Daha çok romatizmal hastalıklar, genel kas ve yorgunluk ağrıları üzerinde etkili olduğu bilinen kaplıca tedavisinin bir diğer önemli etkisi de hastanın yaşam kalitesini yükseltmesi ve yaşantısını aktif sürdürebilmesi için rehabilitasyon sağlamasıdır. Arınma ve temizlenmeyle birlikte bünyenin güçlenmesi, dolayısıyla kişilerin hastalıklarının kötüleştirici etkilerini üzerlerinden atmaları nedeniyle kaplıca son dönemde ‘detox' olarak da tanımlanmaktadır.
Ayrıca kaplıca tedavisi almak için belirli bir yaş sınırının olmamasına dikkat çeken uzmanlar ileri yaştakiler ve çocukların da kaplıcalardan rahatlıkla kür uygulaması alabileceğini belirtmektedirler. Çocuklarda saman nezlesi, astım gibi üst solunum yolu rahatsızlıklarında kaplıca kürlerinden yararlanılmakta iken yaşlılarda yaşlılıkla birlikte ortaya çıkan birçok kronik rahatsızlıkta, örneğin hipertansiyon, kroner kalp hastalığı, diyabet (şeker hastalığı), kronik akciğer hastalığı gibi durumlarda kaplıca kürlerinin olumlu etkileri kanıtlanmıştır.

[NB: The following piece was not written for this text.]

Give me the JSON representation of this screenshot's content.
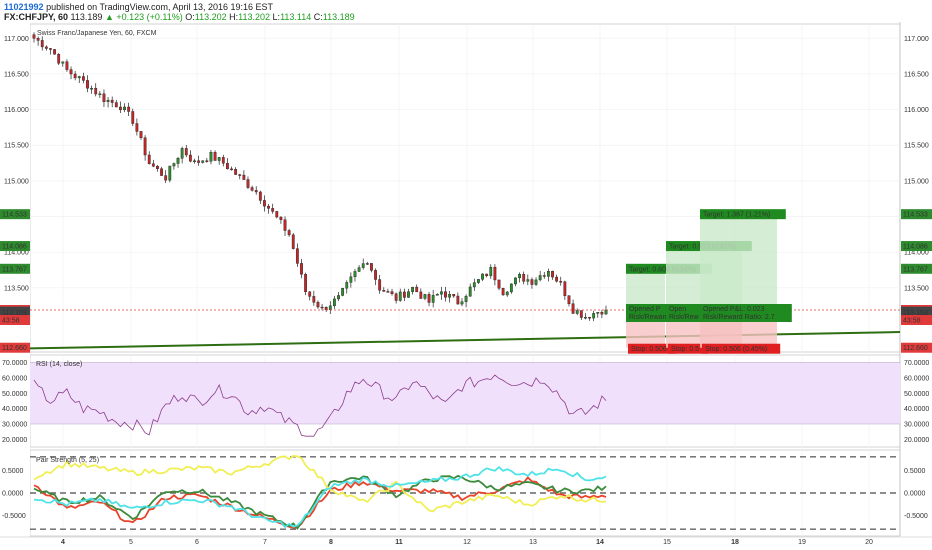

Hastalıkların çeşidine göre uygun kaplıca suyunun seçimi, yararlanma teknikleri ve süreleri bir uzman tavsiyesiyle yapılmalıdır. Kaplıca kür uygulaması bir uyarı ve uyum tedavisi olduğundan belirli bir zaman aralığında gerçekleştirilir ki bu süre genelde en az 10 gün, en uygunu 15 gündür. Yine kaplıcalardaki ideal su sıcaklığı 36-38 derecedir ancak bazı durumlarda (çocuklar ve yaşlılar hariç) 40 derecelik banyolar da önerilmektedir.
Kaplıcalarda termal mineralli sulardan sonra en sık kullanılan diğer bir tedavi unsuru; sudan biraz daha farklı termo fiziksel özellikleri bulunan şifalı çamurlardır. Ülkemizde birçok kaplıcada şifalı su ve banyo terapisi uygulanabilmektedir.Türkiye’de bulunan bazı termal tesislerde, hem süre hem de tedavi nedeniyle ekonomik faaliyet, deniz, kum, güneş turizminden yaklaşık iki katı daha büyük olmaktadır. Yani kişi başına 2000-2500 ABD Doları gelir kabul etmek mümkündür.
Termal Turizm için ülkemize gelen kişiler 3’ncü yaş grubundandır. Bu yaş grubu, tedavi ve konaklama için yaptığı harcamaları sadece kendi sağlığı için yaptığından, bıraktığı döviz diğer turizm dallarında gelen turistlerin bıraktığı dövizden çok daha fazladır.
Termal suyun denizle birleştirilmesinin avantajları
Deniz ile termal su tedavisi birleşerek aile bütünlüğü sağlanmaktadır. Böylece gençler ve yaşlılar birlikte deniz ve termal tedaviden faydalanmaktadırlar.
Türkiye, termal su ile denizin buluştuğu nadir ülkelerdendir. Ülkemizde termal turizm ile denizin entegre kullanılabileceği yerler olarak; Çeşme, Kuşadası, Seferihisar, Bodrum, Köyceğiz, Edremit, Kestanbol, Dikili, Güre, Aliağa vd. örnek verilebilir.